UK equity assets (-7.9%) outperformed the FTSE All Share (-9.8%) over the year due principally to the improvement in cyclical stocks and stock picking within Industrials. Overall, the UK equity market lagged all major equity markets during 2020. Fears of a no-deal Brexit hampered the market throughout the year. The market also suffered for its relatively high exposure to energy-related stocks. All three of the underlying UK equity holdings outperformed the FTSE All Share during the year. The UK Equity Income Fund and the UK Select Fund drove the performance, ahead of the benchmark by 382 and 277 basis points respectively. The UK Institutional Fund was only marginally ahead of benchmark, recouping losses made during the first quarter. The UK Equity Income Fund benefitted during the year from its more defensive positioning, consistently outperforming the benchmark.  The UK Select Fund was well positioned to make gains during the first quarter, and benefitted from the reflation/recovery during the 4th quarter. 

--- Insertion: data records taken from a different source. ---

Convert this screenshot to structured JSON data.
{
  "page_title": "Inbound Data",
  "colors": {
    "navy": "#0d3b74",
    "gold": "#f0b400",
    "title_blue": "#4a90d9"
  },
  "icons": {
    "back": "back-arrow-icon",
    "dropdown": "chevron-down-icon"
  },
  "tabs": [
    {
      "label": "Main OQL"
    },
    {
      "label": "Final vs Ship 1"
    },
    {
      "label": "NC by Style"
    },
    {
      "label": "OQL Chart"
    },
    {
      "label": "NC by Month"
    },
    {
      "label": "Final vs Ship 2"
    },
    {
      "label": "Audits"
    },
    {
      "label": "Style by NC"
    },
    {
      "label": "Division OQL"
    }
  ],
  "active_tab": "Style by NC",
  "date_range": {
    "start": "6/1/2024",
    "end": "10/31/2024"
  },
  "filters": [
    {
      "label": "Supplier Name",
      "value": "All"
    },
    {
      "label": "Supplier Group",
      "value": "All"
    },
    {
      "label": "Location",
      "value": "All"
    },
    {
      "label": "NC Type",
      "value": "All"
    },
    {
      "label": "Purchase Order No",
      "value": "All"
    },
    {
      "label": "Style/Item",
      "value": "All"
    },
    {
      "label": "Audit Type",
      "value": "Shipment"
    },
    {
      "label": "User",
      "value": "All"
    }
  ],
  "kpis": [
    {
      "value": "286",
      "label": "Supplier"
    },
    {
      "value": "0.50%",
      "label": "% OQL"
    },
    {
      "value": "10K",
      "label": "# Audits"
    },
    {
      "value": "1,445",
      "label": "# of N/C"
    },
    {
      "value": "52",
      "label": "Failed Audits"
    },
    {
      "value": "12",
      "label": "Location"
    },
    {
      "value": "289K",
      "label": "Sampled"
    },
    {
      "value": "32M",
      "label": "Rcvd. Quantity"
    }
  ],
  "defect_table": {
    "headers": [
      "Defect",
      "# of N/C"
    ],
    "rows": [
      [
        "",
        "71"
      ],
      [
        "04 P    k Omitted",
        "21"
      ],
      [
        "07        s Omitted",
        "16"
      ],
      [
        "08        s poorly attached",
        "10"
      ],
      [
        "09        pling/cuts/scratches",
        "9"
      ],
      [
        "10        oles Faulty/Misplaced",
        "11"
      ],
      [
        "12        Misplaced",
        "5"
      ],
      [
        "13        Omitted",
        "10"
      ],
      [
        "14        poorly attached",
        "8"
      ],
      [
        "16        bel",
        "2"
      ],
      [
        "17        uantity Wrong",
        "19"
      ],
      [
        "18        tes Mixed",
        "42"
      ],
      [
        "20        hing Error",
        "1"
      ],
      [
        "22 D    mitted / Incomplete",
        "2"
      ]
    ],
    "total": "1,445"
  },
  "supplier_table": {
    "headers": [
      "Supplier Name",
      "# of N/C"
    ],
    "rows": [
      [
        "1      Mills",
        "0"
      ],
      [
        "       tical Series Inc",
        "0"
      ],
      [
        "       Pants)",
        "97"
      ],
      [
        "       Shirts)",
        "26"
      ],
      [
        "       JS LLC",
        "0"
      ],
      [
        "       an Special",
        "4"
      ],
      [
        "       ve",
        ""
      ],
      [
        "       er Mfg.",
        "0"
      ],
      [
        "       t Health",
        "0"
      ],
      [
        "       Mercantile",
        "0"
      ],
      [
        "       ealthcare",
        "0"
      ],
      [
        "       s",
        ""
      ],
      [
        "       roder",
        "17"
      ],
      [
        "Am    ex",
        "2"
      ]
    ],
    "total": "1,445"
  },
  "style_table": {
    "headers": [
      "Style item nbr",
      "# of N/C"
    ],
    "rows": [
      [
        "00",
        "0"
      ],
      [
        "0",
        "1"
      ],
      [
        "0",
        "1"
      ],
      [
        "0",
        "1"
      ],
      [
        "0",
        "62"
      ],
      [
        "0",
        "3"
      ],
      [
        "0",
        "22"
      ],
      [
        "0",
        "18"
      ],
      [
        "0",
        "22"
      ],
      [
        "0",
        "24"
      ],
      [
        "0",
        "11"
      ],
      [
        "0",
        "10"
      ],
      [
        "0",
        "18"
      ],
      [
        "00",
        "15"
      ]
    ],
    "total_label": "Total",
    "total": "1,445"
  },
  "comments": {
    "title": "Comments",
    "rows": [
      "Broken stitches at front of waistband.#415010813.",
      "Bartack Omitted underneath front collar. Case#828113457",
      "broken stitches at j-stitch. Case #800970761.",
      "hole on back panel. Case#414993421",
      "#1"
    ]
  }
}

The UK corporate-bond portfolio returned 5.1% for the year, outperforming its blended credit benchmark, which returned 4.1%. The majority of the funds exposure to Sterling investment grade credit is through short-dated holdings (those less than 5 years to maturity). Whilst the portfolios low sensitivity to interest rates and duration led to modest absolute returns, strong relative performance was generated through the portfolios overweight position in investment grade credit, relative to Agency/Quasi-Government holdings.

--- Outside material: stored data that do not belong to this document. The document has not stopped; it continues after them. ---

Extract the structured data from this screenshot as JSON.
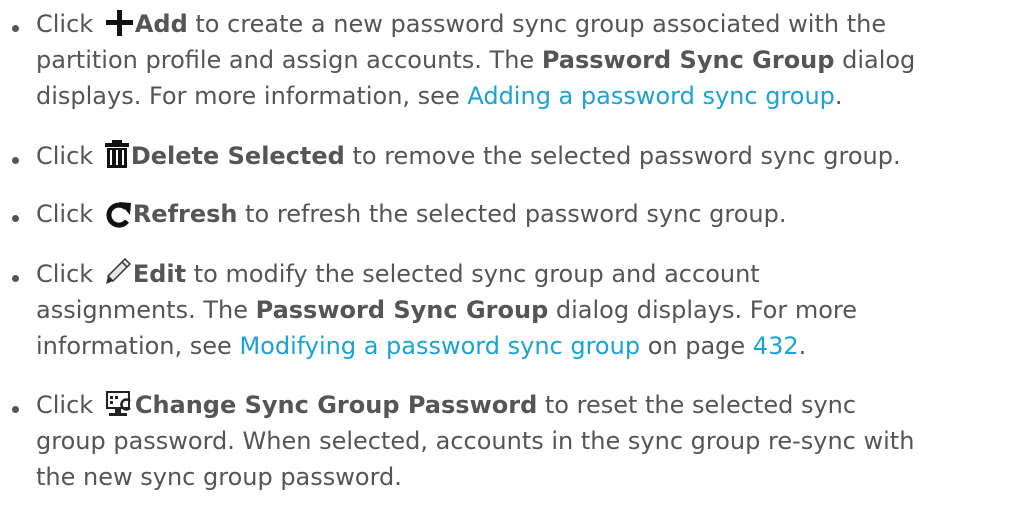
{
  "items": [
    {
      "icon": "plus-icon",
      "click": "Click",
      "action": "Add",
      "rest1": " to create a new password sync group associated with the",
      "line2_pre": "partition profile and assign accounts. The ",
      "line2_bold": "Password Sync Group",
      "line2_post": " dialog",
      "line3_pre": "displays. For more information, see ",
      "link": "Adding a password sync group",
      "line3_post": "."
    },
    {
      "icon": "trash-icon",
      "click": "Click",
      "action": "Delete Selected",
      "rest1": " to remove the selected password sync group."
    },
    {
      "icon": "refresh-icon",
      "click": "Click",
      "action": "Refresh",
      "rest1": " to refresh the selected password sync group."
    },
    {
      "icon": "pencil-icon",
      "click": "Click",
      "action": "Edit",
      "rest1": " to modify the selected sync group and account",
      "line2_pre": "assignments. The ",
      "line2_bold": "Password Sync Group",
      "line2_post": " dialog displays. For more",
      "line3_pre": "information, see ",
      "link": "Modifying a password sync group",
      "line3_mid": " on page ",
      "page_link": "432",
      "line3_post": "."
    },
    {
      "icon": "change-password-icon",
      "click": "Click",
      "action": "Change Sync Group Password",
      "rest1": " to reset the selected sync",
      "line2": "group password. When selected, accounts in the sync group re-sync with",
      "line3": "the new sync group password."
    }
  ],
  "colors": {
    "text": "#555555",
    "link": "#1aa3d4"
  }
}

The diversification into Developed Markets credit late in 2019 proved positive as the fund returned 9.7% for the year, comfortably ahead of its benchmark return of 7.2%. The funds overweight exposure to corporates over Agency and Quasi-Government issuers generated much of the outperformance. Security selection was generally positive for relative performance against benchmark.

The decision to remain underweight UK Gilts throughout the year had a positive impact on relative performance. The portfolio outperformed its benchmark (+8.8% compared to +8.3%). Having started the year at 0.82%, the UK 10-year gilt yield finished 2020 at 0.20%. The portfolio maintained a long duration position throughout the year which was responsible for the majority of the 50 basis points outperformance.

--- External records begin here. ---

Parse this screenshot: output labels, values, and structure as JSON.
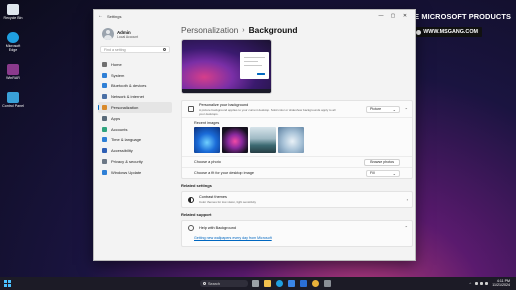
{
  "desktop": {
    "icons": [
      {
        "label": "Recycle Bin",
        "icon": "recycle-bin-icon",
        "color": "#dfe6ee"
      },
      {
        "label": "Microsoft Edge",
        "icon": "edge-icon",
        "color": "#1f9fe0"
      },
      {
        "label": "WinRAR",
        "icon": "winrar-icon",
        "color": "#8a3a8c"
      },
      {
        "label": "Control Panel",
        "icon": "control-panel-icon",
        "color": "#3aa0d8"
      }
    ]
  },
  "watermark": {
    "title": "FREE MICROSOFT PRODUCTS",
    "url": "WWW.MSGANG.COM"
  },
  "window": {
    "title": "Settings",
    "controls": {
      "minimize": "—",
      "maximize": "▢",
      "close": "✕"
    }
  },
  "sidebar": {
    "profile": {
      "name": "Admin",
      "account_type": "Local Account"
    },
    "search_placeholder": "Find a setting",
    "items": [
      {
        "label": "Home",
        "icon": "home-icon",
        "color": "#6f6f6f"
      },
      {
        "label": "System",
        "icon": "system-icon",
        "color": "#2e7fd6"
      },
      {
        "label": "Bluetooth & devices",
        "icon": "bluetooth-icon",
        "color": "#2e7fd6"
      },
      {
        "label": "Network & internet",
        "icon": "network-icon",
        "color": "#4a6fa5"
      },
      {
        "label": "Personalization",
        "icon": "personalization-icon",
        "color": "#d98a2b",
        "active": true
      },
      {
        "label": "Apps",
        "icon": "apps-icon",
        "color": "#5a6b7a"
      },
      {
        "label": "Accounts",
        "icon": "accounts-icon",
        "color": "#2fa37f"
      },
      {
        "label": "Time & language",
        "icon": "time-language-icon",
        "color": "#2e7fd6"
      },
      {
        "label": "Accessibility",
        "icon": "accessibility-icon",
        "color": "#2e5fb5"
      },
      {
        "label": "Privacy & security",
        "icon": "privacy-icon",
        "color": "#6b7785"
      },
      {
        "label": "Windows Update",
        "icon": "windows-update-icon",
        "color": "#2e7fd6"
      }
    ]
  },
  "main": {
    "breadcrumb": {
      "parent": "Personalization",
      "separator": "›",
      "current": "Background"
    },
    "personalize": {
      "title": "Personalize your background",
      "subtitle": "A picture background applies to your current desktop. Solid color or slideshow backgrounds apply to all your desktops.",
      "value": "Picture"
    },
    "recent_images_label": "Recent images",
    "recent_images": [
      {
        "name": "bloom-blue",
        "gradient": "radial-gradient(circle at 50% 60%, #6fd0ff 0%, #1a6bd8 45%, #0b2f7a 100%)"
      },
      {
        "name": "bloom-dark",
        "gradient": "radial-gradient(circle at 50% 55%, #f24aa6 0%, #8a2a9e 35%, #15101e 75%)"
      },
      {
        "name": "landscape-lake",
        "gradient": "linear-gradient(180deg, #d7e4ea 0%, #9fb9c4 45%, #3d6b73 70%, #263d44 100%)"
      },
      {
        "name": "glow-light",
        "gradient": "radial-gradient(circle at 55% 55%, #e9f1f7 0%, #a9c3d8 45%, #5b7fa0 100%)"
      }
    ],
    "choose_photo": {
      "label": "Choose a photo",
      "button": "Browse photos"
    },
    "choose_fit": {
      "label": "Choose a fit for your desktop image",
      "value": "Fill"
    },
    "related_settings_heading": "Related settings",
    "contrast_themes": {
      "title": "Contrast themes",
      "subtitle": "Color themes for low vision, light sensitivity"
    },
    "related_support_heading": "Related support",
    "help": {
      "title": "Help with Background",
      "link": "Getting new wallpapers every day from Microsoft"
    }
  },
  "taskbar": {
    "search_label": "Search",
    "apps": [
      {
        "icon": "task-view-icon",
        "color": "#9aa0a6"
      },
      {
        "icon": "file-explorer-icon",
        "color": "#f2c14e"
      },
      {
        "icon": "edge-icon",
        "color": "#1f9fe0"
      },
      {
        "icon": "store-icon",
        "color": "#3a86e8"
      },
      {
        "icon": "mail-icon",
        "color": "#2a6fd6"
      },
      {
        "icon": "chrome-icon",
        "color": "#e8b13a"
      },
      {
        "icon": "settings-icon",
        "color": "#8a8f96"
      }
    ],
    "tray_arrow": "^",
    "time": "4:11 PM",
    "date": "11/21/2024"
  }
}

The benefit of the funds exposure to UK Gilts was most noticeable during quarter 1, where the assets offset equity weakness within the fund. Their resilient characteristics resulted in stable performance throughout the year. The decision to remain underweight UK Gilts throughout the year had a positive impact on absolute and relative fund performance; the assets returned +8.8% whilst its benchmark returned +8.3%. Having started the year at 0.82%, the UK 10-year gilt yield finished 2020 at 0.20%. The portfolio maintained a long duration position throughout the year which aided performance. US Treasuries produced positive return of +7.5% for the year, slightly below its benchmark of +7.8%.

Due to the strong returns across most asset classes, the Multi-Asset fund (DRR) performed strongly (+8.2%), comfortably ahead of its target (+4.6%). The fund is also in the top quartile against its peers during the year.

Despite rebounding during the second half of 2020, Property assets experienced a difficult year, ending down -2.7% over the 12 months. The funds dividend rate remains one of the highest amongst its peers. It was one of the first funds to re-open to investors.

Columbia Threadneedle Investments

  • Since 1 November 2011 the asset management of our funds has been undertaken on our behalf by Columbia Threadneedle Investments. Columbia Threadneedle is responsible for the day to day management of the assets within investment guidelines set by LV=.
  • Columbia Threadneedle is a leading international investment manager that manages £400bn of assets (as at 31 December 2020), investing on behalf of individuals, pension funds, insurers and corporations. Columbia Threadneedle is the global asset management group of Ameriprise Financial, a leading US-based financial services provider Columbia Threadneedle’s website address is columbiathreadneedle.co.uk.